キシロフ氏が最高裁判決に反発する背景には、ヘッジファンドへの全額返済に応じれば、他の債権者からも同様の対応を求められかねないという事情がある。ヘッジファンドと同様に債務カットに応じなかった債権者の分だけでも、追加的な返済負担は150億ドル(約1兆5300億円)に上るとみられ、アルゼンチンの外貨準備高の半分以上が失われることになる。
アルゼンチンはさらに、すでに債務カットに応じた債権者まで全額返済を求める事態になれば、返済負担は1200億ドル(約12兆2400億円)に達すると主張。アルゼンチンの国内法が債務カットに応じた債権者よりも優位な条件での返済を禁じていることも理由に挙げて、ヘッジファンド側への全額返済を徹底的に拒む考えだ。
一方のヘッジファンドは最高裁判決を後ろ盾に、アルゼンチンに全額返済を求める姿勢を崩していない。ヘッジファンドは保有しているアルゼンチン国債の大半をデフォルト後に安値で購入しているとされ、全額返済を受けられれば高い利回りを得られるからだ。キシロフ氏はこうしたヘッジファンドのビジネスモデルを「ハゲタカ」と呼んで厳しく批判する。

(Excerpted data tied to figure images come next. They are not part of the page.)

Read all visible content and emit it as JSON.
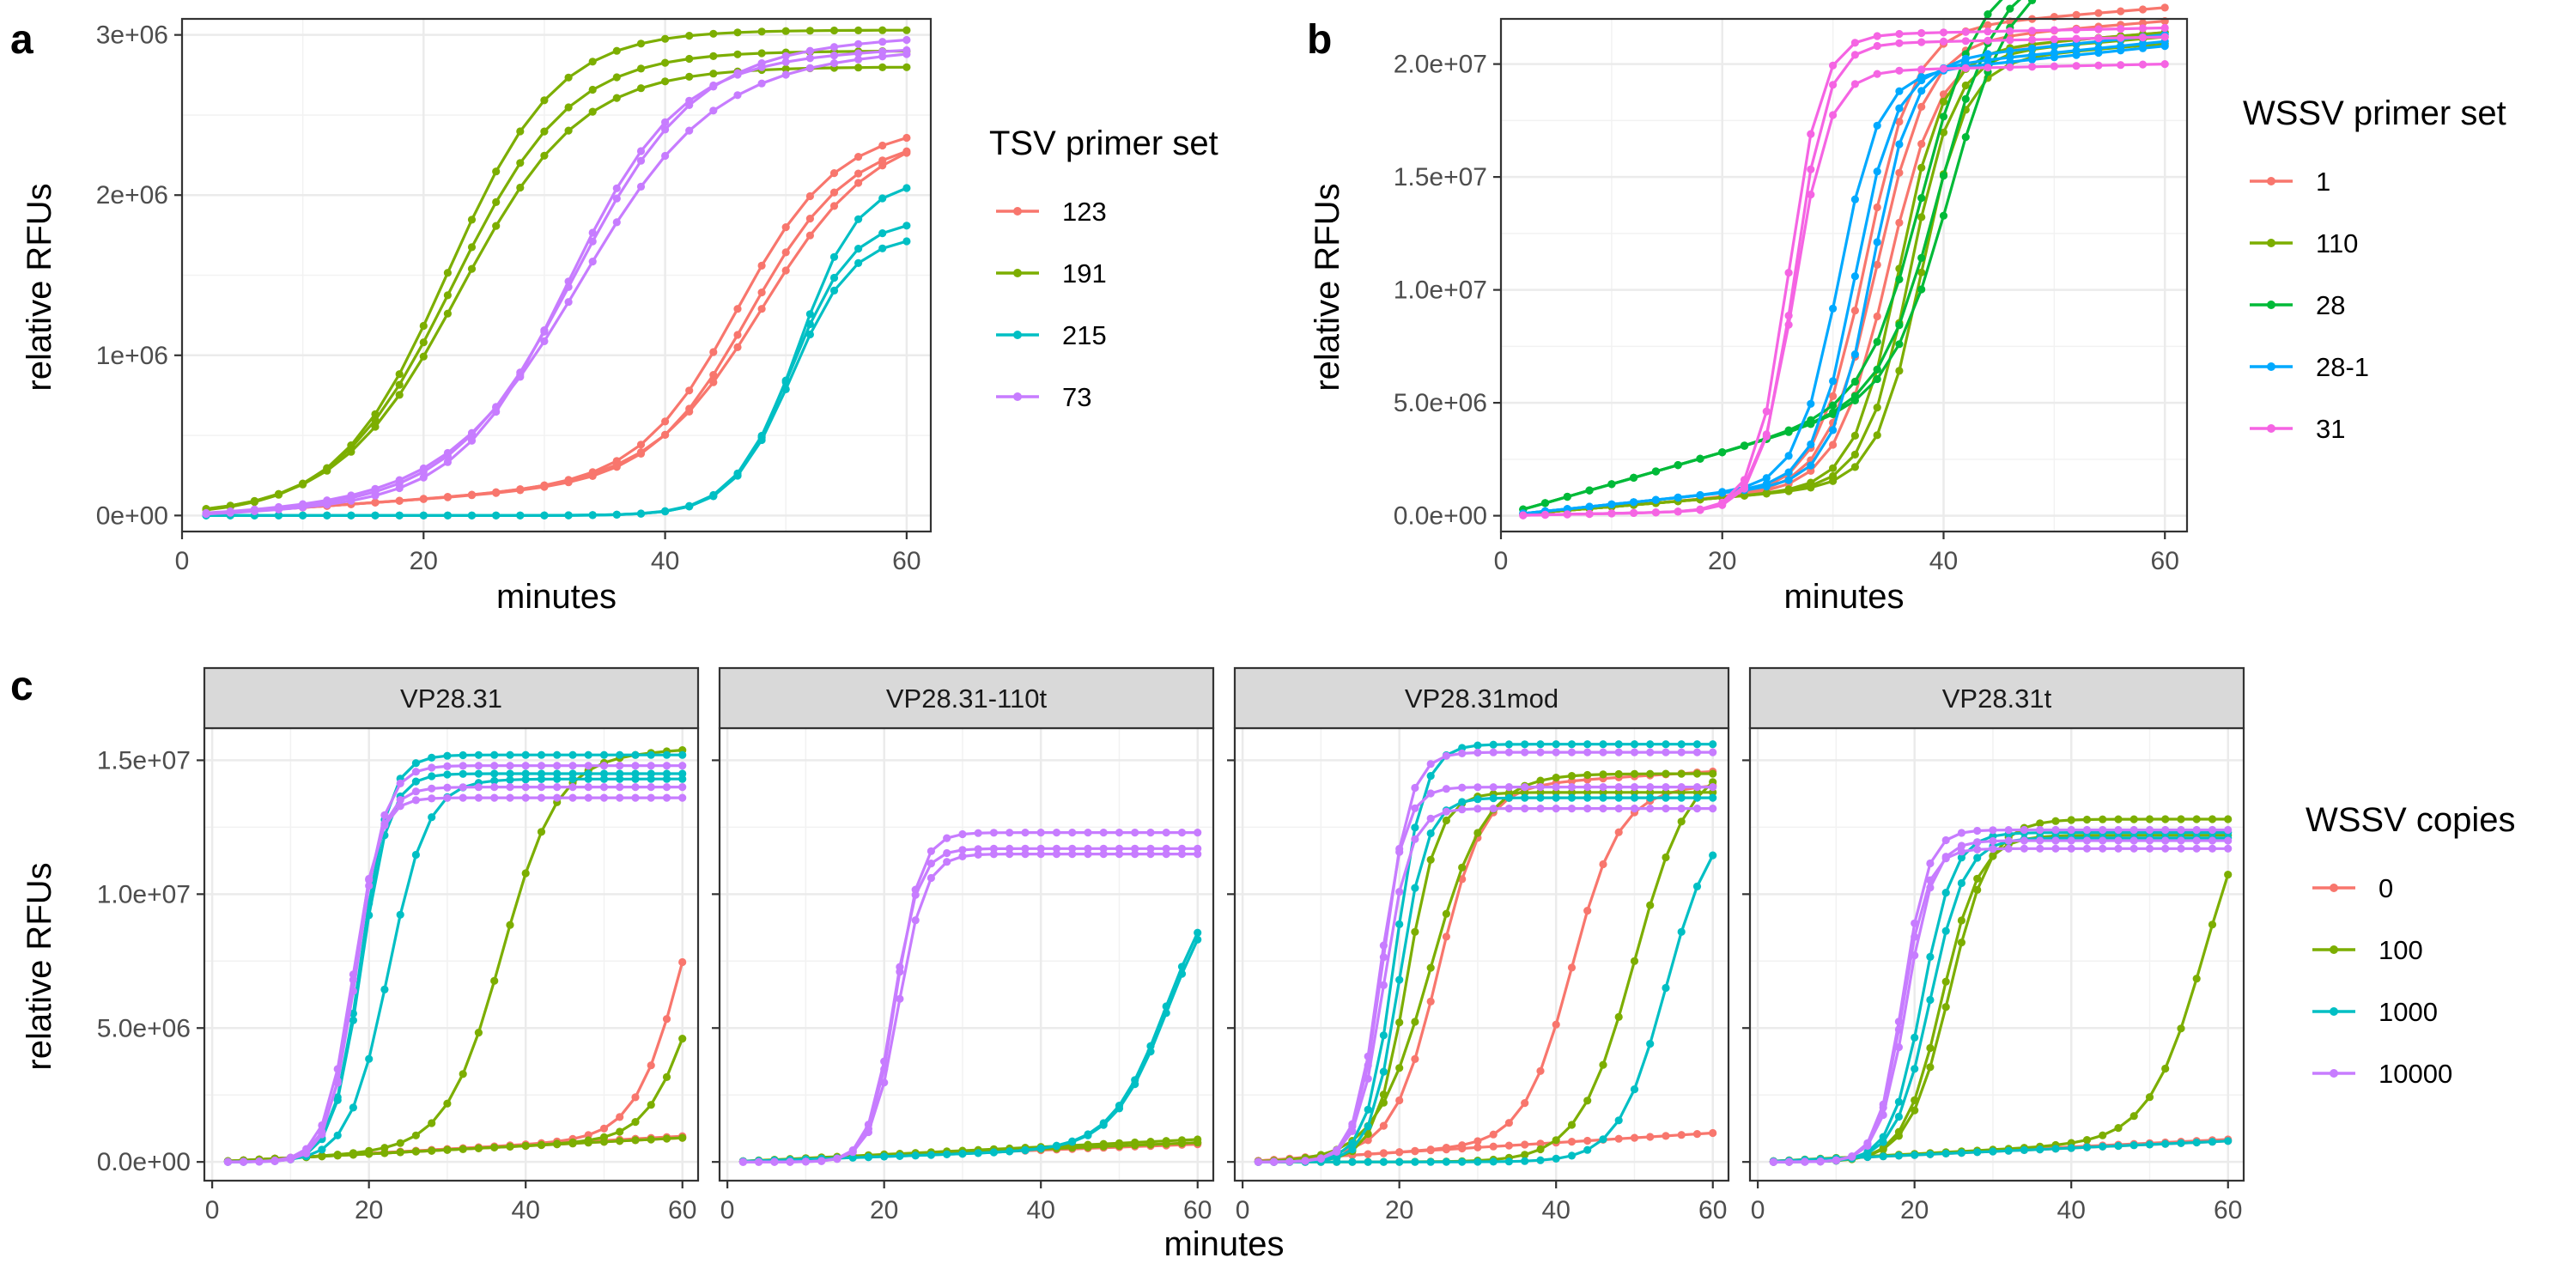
{
  "palette": {
    "red": "#f8766d",
    "olive": "#7cae00",
    "teal": "#00bfc4",
    "purple": "#c77cff",
    "green": "#00ba38",
    "blue": "#00a9ff",
    "pink": "#f564e3"
  },
  "chart_data": [
    {
      "tag": "a",
      "type": "line",
      "xlabel": "minutes",
      "ylabel": "relative RFUs",
      "xlim": [
        0,
        62
      ],
      "ylim": [
        -100000,
        3100000
      ],
      "xticks": [
        0,
        20,
        40,
        60
      ],
      "xticklabels": [
        "0",
        "20",
        "40",
        "60"
      ],
      "yticks": [
        0,
        1000000,
        2000000,
        3000000
      ],
      "yticklabels": [
        "0e+00",
        "1e+06",
        "2e+06",
        "3e+06"
      ],
      "grid": true,
      "legend": {
        "title": "TSV primer set",
        "position": "right"
      },
      "series": [
        {
          "name": "123",
          "color": "#f8766d",
          "curves": [
            {
              "base0": 0,
              "slope": 5000,
              "plateau": 2120000,
              "mid": 46,
              "k": 4
            },
            {
              "base0": 0,
              "slope": 5000,
              "plateau": 2050000,
              "mid": 47,
              "k": 4
            },
            {
              "base0": 0,
              "slope": 5000,
              "plateau": 2100000,
              "mid": 48,
              "k": 4.5
            }
          ]
        },
        {
          "name": "191",
          "color": "#7cae00",
          "curves": [
            {
              "base0": 0,
              "slope": 0,
              "plateau": 3030000,
              "mid": 22,
              "k": 4.5
            },
            {
              "base0": 0,
              "slope": 0,
              "plateau": 2900000,
              "mid": 22.5,
              "k": 4.8
            },
            {
              "base0": 0,
              "slope": 0,
              "plateau": 2800000,
              "mid": 23,
              "k": 5
            }
          ]
        },
        {
          "name": "215",
          "color": "#00bfc4",
          "curves": [
            {
              "base0": 0,
              "slope": 0,
              "plateau": 2100000,
              "mid": 51,
              "k": 2.5
            },
            {
              "base0": 0,
              "slope": 0,
              "plateau": 1850000,
              "mid": 50.5,
              "k": 2.5
            },
            {
              "base0": 0,
              "slope": 0,
              "plateau": 1750000,
              "mid": 50.5,
              "k": 2.5
            }
          ]
        },
        {
          "name": "73",
          "color": "#c77cff",
          "curves": [
            {
              "base0": 0,
              "slope": 3000,
              "plateau": 2730000,
              "mid": 32,
              "k": 4.5
            },
            {
              "base0": 0,
              "slope": 3000,
              "plateau": 2800000,
              "mid": 32.5,
              "k": 5
            },
            {
              "base0": 0,
              "slope": 3000,
              "plateau": 2720000,
              "mid": 33,
              "k": 5.5
            }
          ]
        }
      ]
    },
    {
      "tag": "b",
      "type": "line",
      "xlabel": "minutes",
      "ylabel": "relative RFUs",
      "xlim": [
        0,
        62
      ],
      "ylim": [
        -700000,
        22000000
      ],
      "xticks": [
        0,
        20,
        40,
        60
      ],
      "xticklabels": [
        "0",
        "20",
        "40",
        "60"
      ],
      "yticks": [
        0,
        5000000,
        10000000,
        15000000,
        20000000
      ],
      "yticklabels": [
        "0.0e+00",
        "5.0e+06",
        "1.0e+07",
        "1.5e+07",
        "2.0e+07"
      ],
      "grid": true,
      "legend": {
        "title": "WSSV primer set",
        "position": "right"
      },
      "series": [
        {
          "name": "1",
          "color": "#f8766d",
          "curves": [
            {
              "base0": 0,
              "slope": 40000,
              "plateau": 20100000,
              "mid": 33,
              "k": 2.2
            },
            {
              "base0": 0,
              "slope": 40000,
              "plateau": 19500000,
              "mid": 34,
              "k": 2.3
            },
            {
              "base0": 0,
              "slope": 40000,
              "plateau": 19000000,
              "mid": 35,
              "k": 2.3
            }
          ]
        },
        {
          "name": "110",
          "color": "#7cae00",
          "curves": [
            {
              "base0": 0,
              "slope": 40000,
              "plateau": 19000000,
              "mid": 36,
              "k": 2
            },
            {
              "base0": 0,
              "slope": 40000,
              "plateau": 18800000,
              "mid": 37,
              "k": 2
            },
            {
              "base0": 0,
              "slope": 40000,
              "plateau": 18500000,
              "mid": 38,
              "k": 2
            }
          ]
        },
        {
          "name": "28",
          "color": "#00ba38",
          "curves": [
            {
              "base0": 0,
              "slope": 140000,
              "plateau": 17500000,
              "mid": 38,
              "k": 2.5
            },
            {
              "base0": 0,
              "slope": 140000,
              "plateau": 17200000,
              "mid": 39.5,
              "k": 2.5
            },
            {
              "base0": 0,
              "slope": 140000,
              "plateau": 17000000,
              "mid": 40.5,
              "k": 2.6
            }
          ]
        },
        {
          "name": "28-1",
          "color": "#00a9ff",
          "curves": [
            {
              "base0": 0,
              "slope": 50000,
              "plateau": 17800000,
              "mid": 30.5,
              "k": 1.8
            },
            {
              "base0": 0,
              "slope": 50000,
              "plateau": 18000000,
              "mid": 32,
              "k": 1.8
            },
            {
              "base0": 0,
              "slope": 50000,
              "plateau": 18300000,
              "mid": 33.5,
              "k": 1.8
            }
          ]
        },
        {
          "name": "31",
          "color": "#f564e3",
          "curves": [
            {
              "base0": 0,
              "slope": 10000,
              "plateau": 21000000,
              "mid": 26,
              "k": 1.5
            },
            {
              "base0": 0,
              "slope": 10000,
              "plateau": 20600000,
              "mid": 26.5,
              "k": 1.5
            },
            {
              "base0": 0,
              "slope": 10000,
              "plateau": 19400000,
              "mid": 26.5,
              "k": 1.6
            }
          ]
        }
      ]
    },
    {
      "tag": "c",
      "type": "line",
      "facet": "VP28.31",
      "ylabel": "relative RFUs",
      "xlim": [
        -1,
        62
      ],
      "ylim": [
        -700000,
        16200000
      ],
      "xticks": [
        0,
        20,
        40,
        60
      ],
      "xticklabels": [
        "0",
        "20",
        "40",
        "60"
      ],
      "yticks": [
        0,
        5000000,
        10000000,
        15000000
      ],
      "yticklabels": [
        "0.0e+00",
        "5.0e+06",
        "1.0e+07",
        "1.5e+07"
      ],
      "grid": true,
      "series": [
        {
          "name": "0",
          "color": "#f8766d",
          "curves": [
            {
              "base0": 0,
              "slope": 16000,
              "plateau": 13000000,
              "mid": 60,
              "k": 3
            },
            {
              "base0": 0,
              "slope": 15000,
              "plateau": 0,
              "mid": 100,
              "k": 3
            },
            {
              "base0": 0,
              "slope": 16000,
              "plateau": 0,
              "mid": 100,
              "k": 3
            }
          ]
        },
        {
          "name": "100",
          "color": "#7cae00",
          "curves": [
            {
              "base0": 0,
              "slope": 15000,
              "plateau": 14500000,
              "mid": 37,
              "k": 3.5
            },
            {
              "base0": 0,
              "slope": 15000,
              "plateau": 9000000,
              "mid": 61,
              "k": 2.8
            },
            {
              "base0": 0,
              "slope": 15000,
              "plateau": 0,
              "mid": 100,
              "k": 3
            }
          ]
        },
        {
          "name": "1000",
          "color": "#00bfc4",
          "curves": [
            {
              "base0": 0,
              "slope": 0,
              "plateau": 15200000,
              "mid": 19,
              "k": 1.8
            },
            {
              "base0": 0,
              "slope": 0,
              "plateau": 14500000,
              "mid": 19,
              "k": 1.8
            },
            {
              "base0": 0,
              "slope": 0,
              "plateau": 14300000,
              "mid": 22.5,
              "k": 2.5
            }
          ]
        },
        {
          "name": "10000",
          "color": "#c77cff",
          "curves": [
            {
              "base0": 0,
              "slope": 0,
              "plateau": 14000000,
              "mid": 18,
              "k": 1.8
            },
            {
              "base0": 0,
              "slope": 0,
              "plateau": 14800000,
              "mid": 18.5,
              "k": 1.8
            },
            {
              "base0": 0,
              "slope": 0,
              "plateau": 13600000,
              "mid": 18,
              "k": 1.6
            }
          ]
        }
      ]
    },
    {
      "tag": "",
      "type": "line",
      "facet": "VP28.31-110t",
      "xlabel": "minutes",
      "xlim": [
        -1,
        62
      ],
      "ylim": [
        -700000,
        16200000
      ],
      "xticks": [
        0,
        20,
        40,
        60
      ],
      "xticklabels": [
        "0",
        "20",
        "40",
        "60"
      ],
      "grid": true,
      "series": [
        {
          "name": "0",
          "color": "#f8766d",
          "curves": [
            {
              "base0": 0,
              "slope": 12000,
              "plateau": 0,
              "mid": 100,
              "k": 3
            },
            {
              "base0": 0,
              "slope": 11000,
              "plateau": 0,
              "mid": 100,
              "k": 3
            }
          ]
        },
        {
          "name": "100",
          "color": "#7cae00",
          "curves": [
            {
              "base0": 0,
              "slope": 14000,
              "plateau": 0,
              "mid": 100,
              "k": 3
            },
            {
              "base0": 0,
              "slope": 12000,
              "plateau": 0,
              "mid": 100,
              "k": 3
            }
          ]
        },
        {
          "name": "1000",
          "color": "#00bfc4",
          "curves": [
            {
              "base0": 0,
              "slope": 10000,
              "plateau": 10500000,
              "mid": 56,
              "k": 3.5
            },
            {
              "base0": 0,
              "slope": 10000,
              "plateau": 10300000,
              "mid": 56.2,
              "k": 3.5
            }
          ]
        },
        {
          "name": "10000",
          "color": "#c77cff",
          "curves": [
            {
              "base0": 0,
              "slope": 0,
              "plateau": 12300000,
              "mid": 21.5,
              "k": 1.6
            },
            {
              "base0": 0,
              "slope": 0,
              "plateau": 11700000,
              "mid": 21.2,
              "k": 1.6
            },
            {
              "base0": 0,
              "slope": 0,
              "plateau": 11500000,
              "mid": 21.8,
              "k": 1.7
            }
          ]
        }
      ]
    },
    {
      "tag": "",
      "type": "line",
      "facet": "VP28.31mod",
      "xlim": [
        -1,
        62
      ],
      "ylim": [
        -700000,
        16200000
      ],
      "xticks": [
        0,
        20,
        40,
        60
      ],
      "xticklabels": [
        "0",
        "20",
        "40",
        "60"
      ],
      "grid": true,
      "series": [
        {
          "name": "0",
          "color": "#f8766d",
          "curves": [
            {
              "base0": 0,
              "slope": 18000,
              "plateau": 13500000,
              "mid": 25,
              "k": 2.8
            },
            {
              "base0": 0,
              "slope": 18000,
              "plateau": 13000000,
              "mid": 42,
              "k": 3
            },
            {
              "base0": 0,
              "slope": 18000,
              "plateau": 0,
              "mid": 100,
              "k": 3
            }
          ]
        },
        {
          "name": "100",
          "color": "#7cae00",
          "curves": [
            {
              "base0": 0,
              "slope": 0,
              "plateau": 14500000,
              "mid": 24,
              "k": 3.5
            },
            {
              "base0": 0,
              "slope": 0,
              "plateau": 13800000,
              "mid": 21,
              "k": 2
            },
            {
              "base0": 0,
              "slope": 0,
              "plateau": 15000000,
              "mid": 50,
              "k": 3.5
            }
          ]
        },
        {
          "name": "1000",
          "color": "#00bfc4",
          "curves": [
            {
              "base0": 0,
              "slope": 0,
              "plateau": 15600000,
              "mid": 19.5,
              "k": 1.8
            },
            {
              "base0": 0,
              "slope": 0,
              "plateau": 13600000,
              "mid": 20,
              "k": 1.8
            },
            {
              "base0": 0,
              "slope": 0,
              "plateau": 13000000,
              "mid": 54,
              "k": 3
            }
          ]
        },
        {
          "name": "10000",
          "color": "#c77cff",
          "curves": [
            {
              "base0": 0,
              "slope": 0,
              "plateau": 15300000,
              "mid": 18,
              "k": 1.7
            },
            {
              "base0": 0,
              "slope": 0,
              "plateau": 14000000,
              "mid": 17.5,
              "k": 1.6
            },
            {
              "base0": 0,
              "slope": 0,
              "plateau": 13200000,
              "mid": 18,
              "k": 1.7
            }
          ]
        }
      ]
    },
    {
      "tag": "",
      "type": "line",
      "facet": "VP28.31t",
      "xlim": [
        -1,
        62
      ],
      "ylim": [
        -700000,
        16200000
      ],
      "xticks": [
        0,
        20,
        40,
        60
      ],
      "xticklabels": [
        "0",
        "20",
        "40",
        "60"
      ],
      "grid": true,
      "legend": {
        "title": "WSSV copies",
        "position": "right"
      },
      "series": [
        {
          "name": "0",
          "color": "#f8766d",
          "curves": [
            {
              "base0": 0,
              "slope": 14000,
              "plateau": 0,
              "mid": 100,
              "k": 3
            },
            {
              "base0": 0,
              "slope": 13000,
              "plateau": 0,
              "mid": 100,
              "k": 3
            }
          ]
        },
        {
          "name": "100",
          "color": "#7cae00",
          "curves": [
            {
              "base0": 0,
              "slope": 0,
              "plateau": 12800000,
              "mid": 24.5,
              "k": 2.6
            },
            {
              "base0": 0,
              "slope": 0,
              "plateau": 12200000,
              "mid": 23.5,
              "k": 2.4
            },
            {
              "base0": 0,
              "slope": 15000,
              "plateau": 14000000,
              "mid": 57,
              "k": 3.5
            }
          ]
        },
        {
          "name": "1000",
          "color": "#00bfc4",
          "curves": [
            {
              "base0": 0,
              "slope": 0,
              "plateau": 12300000,
              "mid": 21,
              "k": 2
            },
            {
              "base0": 0,
              "slope": 0,
              "plateau": 12100000,
              "mid": 22,
              "k": 2.2
            },
            {
              "base0": 0,
              "slope": 13000,
              "plateau": 0,
              "mid": 100,
              "k": 3
            }
          ]
        },
        {
          "name": "10000",
          "color": "#c77cff",
          "curves": [
            {
              "base0": 0,
              "slope": 0,
              "plateau": 12400000,
              "mid": 18.5,
              "k": 1.6
            },
            {
              "base0": 0,
              "slope": 0,
              "plateau": 12000000,
              "mid": 19,
              "k": 1.7
            },
            {
              "base0": 0,
              "slope": 0,
              "plateau": 11700000,
              "mid": 18.5,
              "k": 1.6
            }
          ]
        }
      ]
    }
  ]
}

しかしアルゼンチンとヘッジファンドの主張がかみ合わないまま、6月30日の債務カットに応じた債権者への利払い期日を過ぎたことで、すでにアルゼンチンは返済を延滞している状態にある。
米格付け会社スタンダード・アンド・プアーズは7月1日、アルゼンチン国債の外貨建て長期信用格付けを一部のデフォルトを示す「SD」に引き下げる可能性があると発表した。30日間の支払い猶予期間が終わるまでは引き下げは行わない方針だが、「アルゼンチンは半分以上の確率で猶予期間中に利払いができない」との見方も示しており、デフォルトはますます現実味を増している。
アルゼンチンが約13年ぶりのデフォルトに陥った場合でも、前回のデフォルトをきっかけにアルゼンチン国債を保有している海外投資家は少なくなっているため、世界経済への直接的な影響は限定的との見方も多い。しかし南米でブラジルに次ぐ規模があるアルゼンチンは海外の国債発行市場への復帰がますます難しくなることは確実で、経済にとってマイナスであることは間違いない。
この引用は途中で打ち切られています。